SnowflakeBasketballDataWarehouse is a data curation and analytics project built on the OPTA Basketball Schedule and Results dataset from the Snowflake Marketplace. The project ingests, enhances, aggregates, and analyzes professional basketball game data using Snowflake SQL. It emphasizes structured workflows, reproducibility, semantic tagging, curated dimensional models, and multi-layer analytical processing across curation, aggregation, and scheduling tasks.

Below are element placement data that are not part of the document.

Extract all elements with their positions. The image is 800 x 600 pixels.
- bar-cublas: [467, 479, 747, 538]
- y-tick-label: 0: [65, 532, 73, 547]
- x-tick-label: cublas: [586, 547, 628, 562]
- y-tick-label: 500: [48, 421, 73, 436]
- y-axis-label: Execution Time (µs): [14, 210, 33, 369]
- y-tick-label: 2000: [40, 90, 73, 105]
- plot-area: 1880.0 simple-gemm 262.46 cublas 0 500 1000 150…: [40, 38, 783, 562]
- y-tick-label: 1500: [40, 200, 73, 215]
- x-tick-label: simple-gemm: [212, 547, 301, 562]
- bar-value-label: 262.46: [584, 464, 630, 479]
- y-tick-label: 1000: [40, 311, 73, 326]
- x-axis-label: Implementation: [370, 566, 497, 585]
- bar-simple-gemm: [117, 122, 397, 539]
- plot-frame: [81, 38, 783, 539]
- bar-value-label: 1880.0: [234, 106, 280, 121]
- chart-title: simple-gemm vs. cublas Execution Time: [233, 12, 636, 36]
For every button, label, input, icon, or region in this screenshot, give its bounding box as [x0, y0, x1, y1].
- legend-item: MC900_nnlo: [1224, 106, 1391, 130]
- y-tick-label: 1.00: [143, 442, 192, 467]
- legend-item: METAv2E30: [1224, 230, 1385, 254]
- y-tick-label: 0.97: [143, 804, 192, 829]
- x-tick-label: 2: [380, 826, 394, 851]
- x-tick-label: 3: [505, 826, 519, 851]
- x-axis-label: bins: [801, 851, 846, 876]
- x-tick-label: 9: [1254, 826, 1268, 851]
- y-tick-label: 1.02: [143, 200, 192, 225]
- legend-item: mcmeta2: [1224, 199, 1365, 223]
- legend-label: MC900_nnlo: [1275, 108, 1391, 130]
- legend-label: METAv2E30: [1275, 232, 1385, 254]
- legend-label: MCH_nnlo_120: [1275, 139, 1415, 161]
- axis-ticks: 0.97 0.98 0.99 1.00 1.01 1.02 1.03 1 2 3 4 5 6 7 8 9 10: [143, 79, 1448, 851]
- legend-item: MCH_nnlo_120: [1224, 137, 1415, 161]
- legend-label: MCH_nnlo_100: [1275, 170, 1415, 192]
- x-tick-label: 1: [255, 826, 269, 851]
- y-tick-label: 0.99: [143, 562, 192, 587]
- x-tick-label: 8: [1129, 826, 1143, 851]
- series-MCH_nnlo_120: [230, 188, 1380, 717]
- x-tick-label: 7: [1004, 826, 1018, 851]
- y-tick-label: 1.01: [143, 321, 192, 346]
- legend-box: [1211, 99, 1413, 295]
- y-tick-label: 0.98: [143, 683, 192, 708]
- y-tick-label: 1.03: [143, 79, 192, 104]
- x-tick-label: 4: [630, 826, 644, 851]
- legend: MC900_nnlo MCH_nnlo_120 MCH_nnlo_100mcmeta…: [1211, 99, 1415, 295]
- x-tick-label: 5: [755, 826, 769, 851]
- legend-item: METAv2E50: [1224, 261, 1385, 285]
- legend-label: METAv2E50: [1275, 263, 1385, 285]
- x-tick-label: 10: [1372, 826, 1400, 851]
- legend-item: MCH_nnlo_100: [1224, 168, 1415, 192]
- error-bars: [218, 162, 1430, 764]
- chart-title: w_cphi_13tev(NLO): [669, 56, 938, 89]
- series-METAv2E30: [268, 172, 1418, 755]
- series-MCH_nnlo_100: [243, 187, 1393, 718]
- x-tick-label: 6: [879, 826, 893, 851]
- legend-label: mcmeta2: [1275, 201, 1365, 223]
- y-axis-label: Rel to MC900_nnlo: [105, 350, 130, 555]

This project was created to transform marketplace basketball data into a clean, enriched, and analytics ready model suitable for sports performance insights. The final outputs include curated dimension and fact tables, enrichment logic via stored procedures, multi-level aggregations, a table function, a scheduled task, and documentation summarizing the pipeline.
The workflow includes:
- Creating a curation layer with enriched date, team, location, and season dimensions
- Building a structured fact table with point differentials, win/loss classification, and derived attributes
- Applying additional enhancements via stored procedures
- Constructing aggregated tables and views for team, venue, season, and daily scoring analytics
- Creating a materialized view for fast retrieval of top-scoring teams
- Implementing a reusable table function for team level statistical filtering
- Automating pipeline execution through a Snowflake task
- Producing a summary of logic, naming conventions, and data catalog details
-
Curation Layer Construction — Generates:
- Date dimension with calendar attributes
- Team dimension with standardized names and derived abbreviations
- Season dimension
- Location dimension
- Game fact table with enriched metrics such as point differential, scoring level, and win classification
-
Stored Procedure Enhancements — Adds:
- Total game points
- Scoring-level classification (High/Medium/Low)
- Blowout detection using a 20-point threshold
-
Aggregation Layer — Produces:
- Team-level scoring averages
- Venue-level scoring summaries
- Daily points-per-game metrics
- Season-level scoring overview
-
Materialized View — Surfaces top-scoring teams (min. 5 games, ≥ 90 PPG) for rapid BI usage.
-
Table Function — Returns filtered team statistics based on minimum games played.
-
Scheduled Task — Runs enhancements weekly at 4 AM every Sunday.
-
Documentation — Includes a written summary describing dataset context, naming conventions, and transformation logic.
/SnowflakeBascketballDataWarehouse
├── Documents/
│ ├── Dashbard_Screenshots/
│ │ ├── Tile01.png
│ │ ├── Tile02.png
│ │ └── Tile03.png
│ └── ER_Diagram.png
├── SQL/
│ ├── 01_CurationLayer.sql
│ ├── 02_StoredProcedure.sql
│ ├── 03_AggregationLayer.sql
│ ├── 04_Function.sql
│ ├── 05_Task.sql
│ └── 06_Summary.sql
├── .gitattributes
├── LICENSE
├── Project Instructions.pdf
└── README.md
This project uses the OPTA Basketball Schedule and Results (Sample) dataset from the Snowflake Marketplace. The data includes:
- Game identifiers and UUIDs
- Home and away teams
- Scores and point differentials
- Date, venue, competition, and season attributes
- Status, round, and result fields
Basketball domain knowledge (e.g., scoring thresholds, blowout conditions) was used to enrich and categorize raw game-level data.
A Snowflake-based dimensional model including:
- CUR_DATE_DIM — calendar attributes and surrogate keys
- CUR_TEAM_DIM — standardized team info
- CUR_LOCATION_DIM — venue and geography
- CUR_SEASON_DIM — season & competition metadata
- CUR_GAME_FACT — enriched fact table with:
- Total points
- Win/loss result
- Point differential
- Weekend indicators
- Scoring level classification
- Blowout flag
Multi-level analytical views and tables:
- Team-level scoring averages (PPG & split home/away metrics)
- Daily points-per-game trends
- Venue-level scoring summaries
- Season scoring metrics
A performance-optimized object identifying high-scoring teams based on game count and PPG thresholds.
A reusable function:
Returns rows for teams meeting the minimum game requirement with PPG and split scoring stats.
A Snowflake task that automatically executes data enhancement procedures every Sunday at 4 AM.
A structured write-up describing:
- Dataset details
- Schema naming conventions
- Tagging rules
- Transformation logic
- Data catalog notes
This project is licensed under the MIT License.